This nurse has been managing a donation bank "for children and babies" in the Hackney district for two and a half years.

And she would never have imagined such extreme poverty: "I've never seen anything like it here."

Britons have been struggling for months with inflation not seen in decades.

Supported first by energy bills, prices are now rising in everything from food to transport to rent.

"My phone is ringing all the time," said Ms Wester-Okiya, originally from Malaysia.

"I've lived here for 40 years and as a nurse I have a lot of contact with families. Last year was terrible and I'm scared for the next three months."

Children's clothes in a donation bank in the Hackney district, January 23, 2023 in London © Daniel LEAL / AFP

The crisis has put even more pressure on the country's 2,500 food banks, already well known to the poorest Britons, pushing them to offer other services such as baby clothes and help to apply for social benefits.

Depressed mothers

“We have suicidal mothers (…) children who have barely managed to survive the pandemic and who find themselves caught in this terrible crisis in the cost of living”, explains Ms. Wester-Okiya.

"Broken mothers, broken homes, broken families...Moms are depressed, children are crying all the time."

Created during the Covid-19 pandemic, its food bank helps both migrants arriving by the Channel and Ukrainians on the street.

But also, more and more, Britons who had never been so in need.

The cost of living in the UK © Jonathan WALTER / AFP

“We are no longer just talking about migrants, we are talking about middle-class people who have to sell their homes,” explains Ms. Wester-Okiya.

Due to demand, the baby bank has expanded and products for slightly larger children are now offered.

Hygiene products are particularly in demand.

"A 14-year-old wrote a terrible poem about being bullied because she can't wash herself," Ms Wester-Okiya said, explaining that the girl had told how her mother had cut soap into four pieces to give a piece to each member of the family.

Some 140 kilometers further north, in the city of Coventry, the situation is similar.

A food bank, January 23, 2023 in Coventry, United Kingdom © OLI SCARFF / AFP

In a huge warehouse, employees of the association Feed the Hungry pack parcels full of food not only for children in Nicaragua or Ukraine, but also for families who live a few kilometers away .

"Mom Don't Have Dinner"

In this central England town once known for its thriving car industry, "crazy" prices have prompted Hannah Simpson, a single mother of four, to walk through the door of a food bank for the first time.

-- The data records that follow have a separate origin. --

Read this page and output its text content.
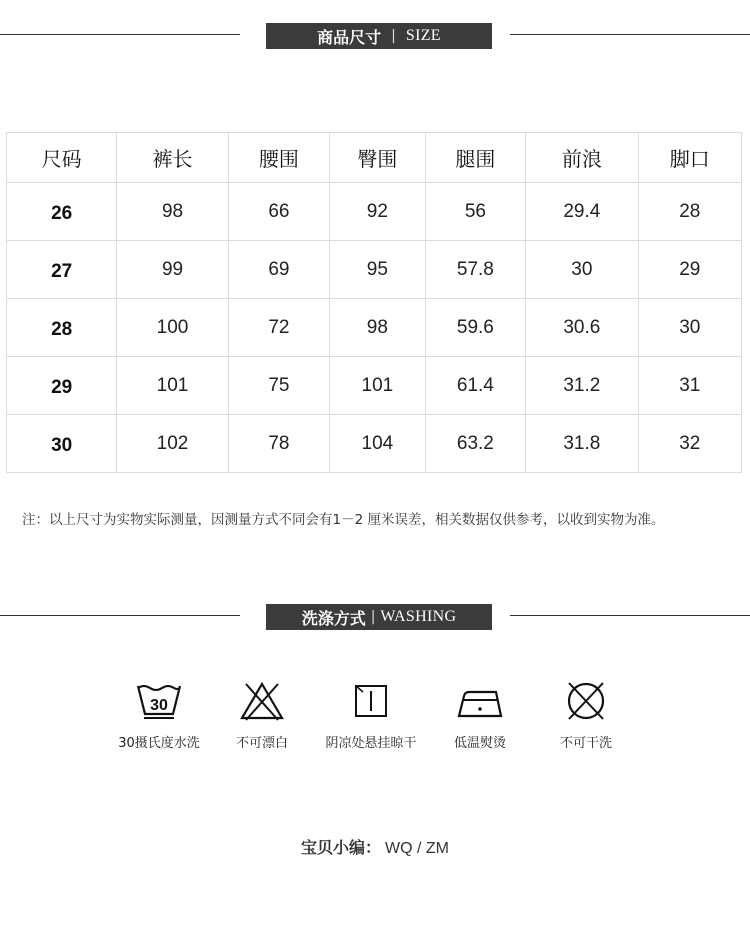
商品尺寸 | SIZE
尺码	裤长	腰围	臀围	腿围	前浪	脚口
26	98	66	92	56	29.4	28
27	99	69	95	57.8	30	29
28	100	72	98	59.6	30.6	30
29	101	75	101	61.4	31.2	31
30	102	78	104	63.2	31.8	32
注：以上尺寸为实物实际测量，因测量方式不同会有1－2 厘米误差，相关数据仅供参考，以收到实物为准。
洗涤方式 | WASHING
30
30摄氏度水洗	不可漂白	阴凉处悬挂晾干	低温熨烫	不可干洗
宝贝小编： WQ / ZM
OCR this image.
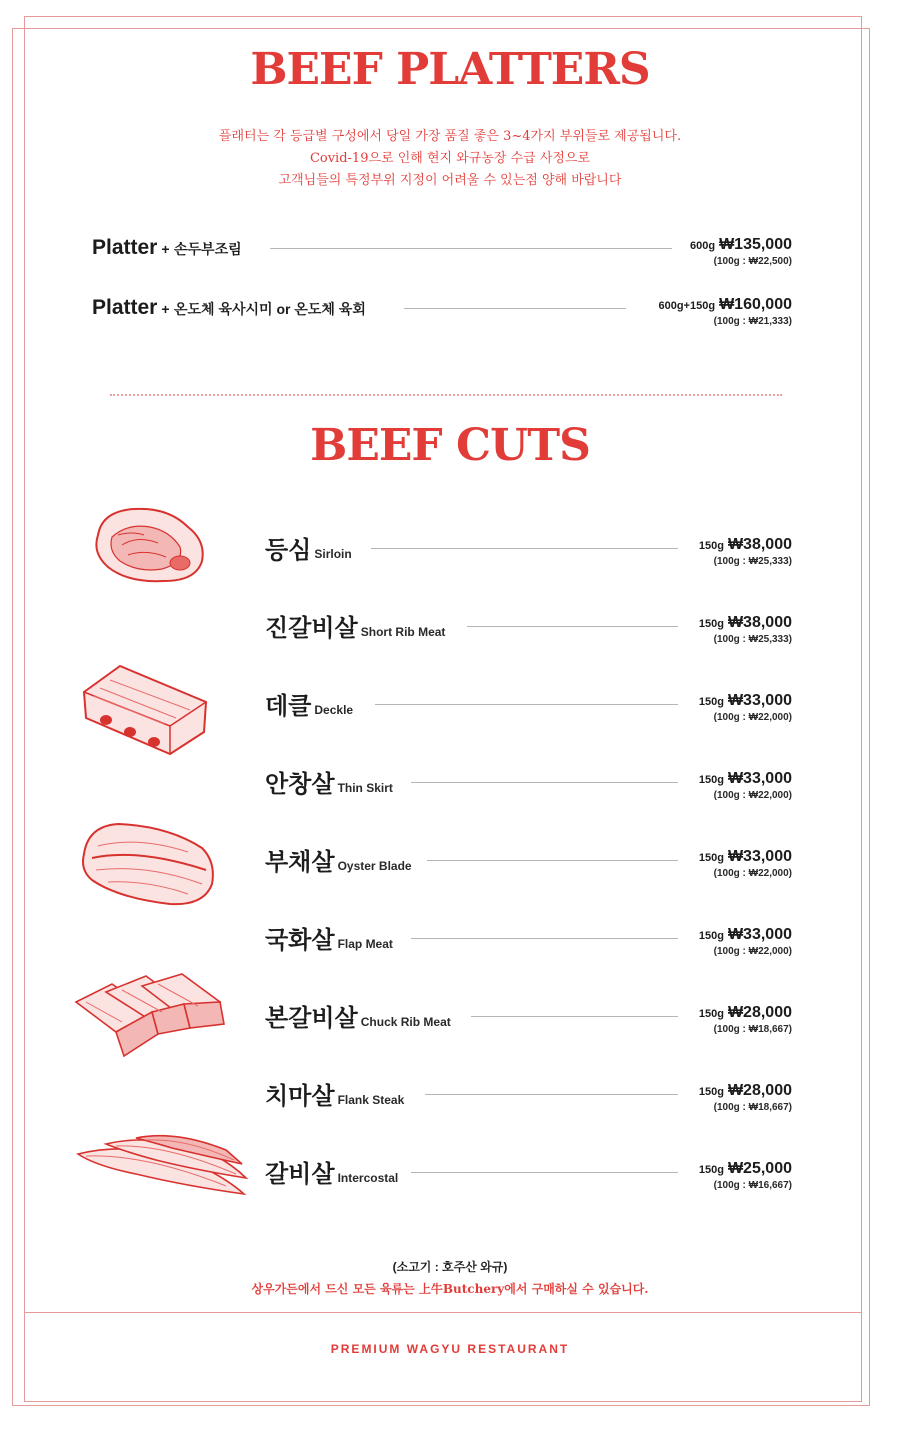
BEEF PLATTERS
플래터는 각 등급별 구성에서 당일 가장 품질 좋은 3~4가지 부위들로 제공됩니다.
Covid-19으로 인해 현지 와규농장 수급 사정으로
고객님들의 특정부위 지정이 어려울 수 있는점 양해 바랍니다
Platter + 손두부조림	600g ₩135,000
(100g : ₩22,500)
Platter + 온도체 육사시미 or 온도체 육회	600g+150g ₩160,000
(100g : ₩21,333)
BEEF CUTS
등심 Sirloin
150g ₩38,000
(100g : ₩25,333)
진갈비살 Short Rib Meat
150g ₩38,000
(100g : ₩25,333)
데클 Deckle
150g ₩33,000
(100g : ₩22,000)
안창살 Thin Skirt
150g ₩33,000
(100g : ₩22,000)
부채살 Oyster Blade
150g ₩33,000
(100g : ₩22,000)
국화살 Flap Meat
150g ₩33,000
(100g : ₩22,000)
본갈비살 Chuck Rib Meat
150g ₩28,000
(100g : ₩18,667)
치마살 Flank Steak
150g ₩28,000
(100g : ₩18,667)
갈비살 Intercostal
150g ₩25,000
(100g : ₩16,667)
(소고기 : 호주산 와규)
상우가든에서 드신 모든 육류는 上牛Butchery에서 구매하실 수 있습니다.
PREMIUM WAGYU RESTAURANT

The 29-year-old skips meals so her children can eat but says she feels "exhausted and drained".

A young woman picks up products from a food bank in Coventry, January 23, 2023 in the United Kingdom © OLI SCARFF / AFP

"I try to hide my difficulties for (my children)," she says.

"But my daughter said at school the other day that she was worried 'cause mum isn't having dinner with us and there isn't enough to eat'."

"It's a lot of stress," she adds.

The association Feed the Hungry, which manages the 14 food banks in the city, has launched several projects to help the most disadvantaged over the long term, with, for example, cooking workshops under development.

Another initiative makes it possible to buy for a modest sum a basket of food worth 25 pounds (28 euros), while offering beneficiaries assistance to receive subsidies and unclaimed social benefits.

"The only problem is that we have too many requests compared to what we can provide", explains Hugh McNeill, at the initiative of this project.

For him, the people he helps have "no financial resilience".

A man picks up products from a food bank in Coventry, January 23, 2023 in the United Kingdom © OLI SCARFF / AFP

"They have loans and sold everything they had," he says.

"You can go anywhere in the country and it's exactly the same, in every city, in every village."